Between 2010 and 2014, hundreds to thousands of asylum seekers from the Democratic People’s Republic of Korea (a.k.a. North Korea) arrived in Canada, many with children, hoping to obtain refugee status. Some of the initial applicants were accepted while later applicants in this period have, for the most part, been rejected. Since 2013, Canada has been verifying fingerprints with the government of the Republic of Korea (a.k.a. South Korea) and discovered many asylum seekers, though not all, initially settled there; the Constitution of the Republic of Korea (ROK) recognizes North Koreans as South Korean nationals. Since asylum seekers given legal status in one country cannot apply for asylum in another country, North Koreans who migrate through South Korea cannot obtain refugee status elsewhere; they are identified as South Korean. This effectively shuts Canada’s door and explains the drop in, and perhaps the end of, North Koreans seeking protection and settlement in Canada, at least for now, unless there is a policy shift, or a viable, alternate passage to Canada emerges. As far as those working on the ground can tell, there are some North Koreans who obtained legal status in Canada, and a few still awaiting decision, but news travelled quickly and very few North Korean families have arrived in Canada since 2014. In fact, Immigration and Refugee Board (IRB) of Canada data show only one refugee application was approved in 2014.
Although larger refugee populations clearly deserve research attention, this brief and fleeting wave of North Koreans, who will soon escape research attention, also raises many questions for Canadian policy-makers and on the ground practitioners, who could influence Canada’s position. Canada’s policy is negotiable; the former Citizenship and Immigration Canada minister, Jason Kenney, claimed during the previous federal election that Canada would recognize North Koreans as refugees if the Conservative government is re-elected. This suggests that a larger wave could be in Canada’s future.
The questions driving this exploratory study include:
- How do domestic and international policies and refugee legalities affect the movement of North Korean refugee families to Canada? How do such policies affect families with young children and youth? If policies change, can we expect a larger wave of North Korean migrants?

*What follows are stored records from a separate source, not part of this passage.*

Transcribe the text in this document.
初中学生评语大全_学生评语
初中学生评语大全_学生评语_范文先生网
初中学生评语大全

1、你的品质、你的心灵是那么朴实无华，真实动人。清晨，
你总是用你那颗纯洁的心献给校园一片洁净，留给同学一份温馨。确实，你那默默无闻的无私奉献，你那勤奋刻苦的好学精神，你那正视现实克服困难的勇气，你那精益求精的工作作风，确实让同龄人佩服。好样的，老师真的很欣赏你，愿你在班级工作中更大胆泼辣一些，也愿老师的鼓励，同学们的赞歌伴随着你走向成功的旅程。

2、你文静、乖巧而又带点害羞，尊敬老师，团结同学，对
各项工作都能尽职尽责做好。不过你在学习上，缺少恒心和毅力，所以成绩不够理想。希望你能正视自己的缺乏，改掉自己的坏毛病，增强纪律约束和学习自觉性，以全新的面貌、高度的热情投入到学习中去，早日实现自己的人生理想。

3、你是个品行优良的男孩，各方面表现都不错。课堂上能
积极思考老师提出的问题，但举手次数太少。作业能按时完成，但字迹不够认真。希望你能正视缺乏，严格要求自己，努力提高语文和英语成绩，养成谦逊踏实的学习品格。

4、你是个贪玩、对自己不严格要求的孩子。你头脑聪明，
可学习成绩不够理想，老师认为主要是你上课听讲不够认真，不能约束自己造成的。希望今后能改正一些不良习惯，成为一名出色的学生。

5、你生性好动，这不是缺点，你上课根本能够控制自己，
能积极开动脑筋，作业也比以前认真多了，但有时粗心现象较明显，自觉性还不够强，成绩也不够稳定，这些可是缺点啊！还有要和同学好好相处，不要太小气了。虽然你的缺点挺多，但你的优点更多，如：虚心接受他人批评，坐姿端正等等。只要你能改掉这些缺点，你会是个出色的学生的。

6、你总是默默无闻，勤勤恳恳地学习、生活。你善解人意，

- What does the construction of North Koreans as South Korean, and thus illegal/illegitimate refugees, by policymakers mean to families?
- What do North Korean families know about Canada prior to their arrival? What are their experiences here and that of their children?
- Given there are relatively recent but established Korean immigrant communities across the country, Canada might be a welcoming place for North Koreans who speak a shared language with South Koreans. How have they and their children been received by local Koreans? What would facilitate their integration?
A number of studies discuss the integration challenges among North Koreans in South Korea and provide some indication as to why they would want to seek asylum elsewhere (Bidet 2009; Chung 2008; Roh and Lee 2016; Song 2012). Several studies have focused on North Korean children and youth in South Korea (Kim 2016; Lee 2014; Sohn 2013). However, we know significantly less about their experiences elsewhere and we are compelled to ask, Can Canada be a more permanent place for them?
To begin this study, we will compile annual data on North Koreans in Canada from 2010 to 2017 using KCWA, IRB, and IRCC (Immigration, Refugees, and Citizenship Canada) data to examine in-migration patterns. In-depth qualitative data will be obtained through a small number of interviews with: 1) up to six local experts and community leaders; 2) up to three North Korean families; and 3) one focus group discussion with KCWA settlement workers. Although a larger number of interviews with North Korean parents would improve the trustworthiness of the findings, the ESPO partners believe that it would be difficult to recruit more families in light of the dwindling population, the insecurity of North Korean lives, and the sensitivity of the topic.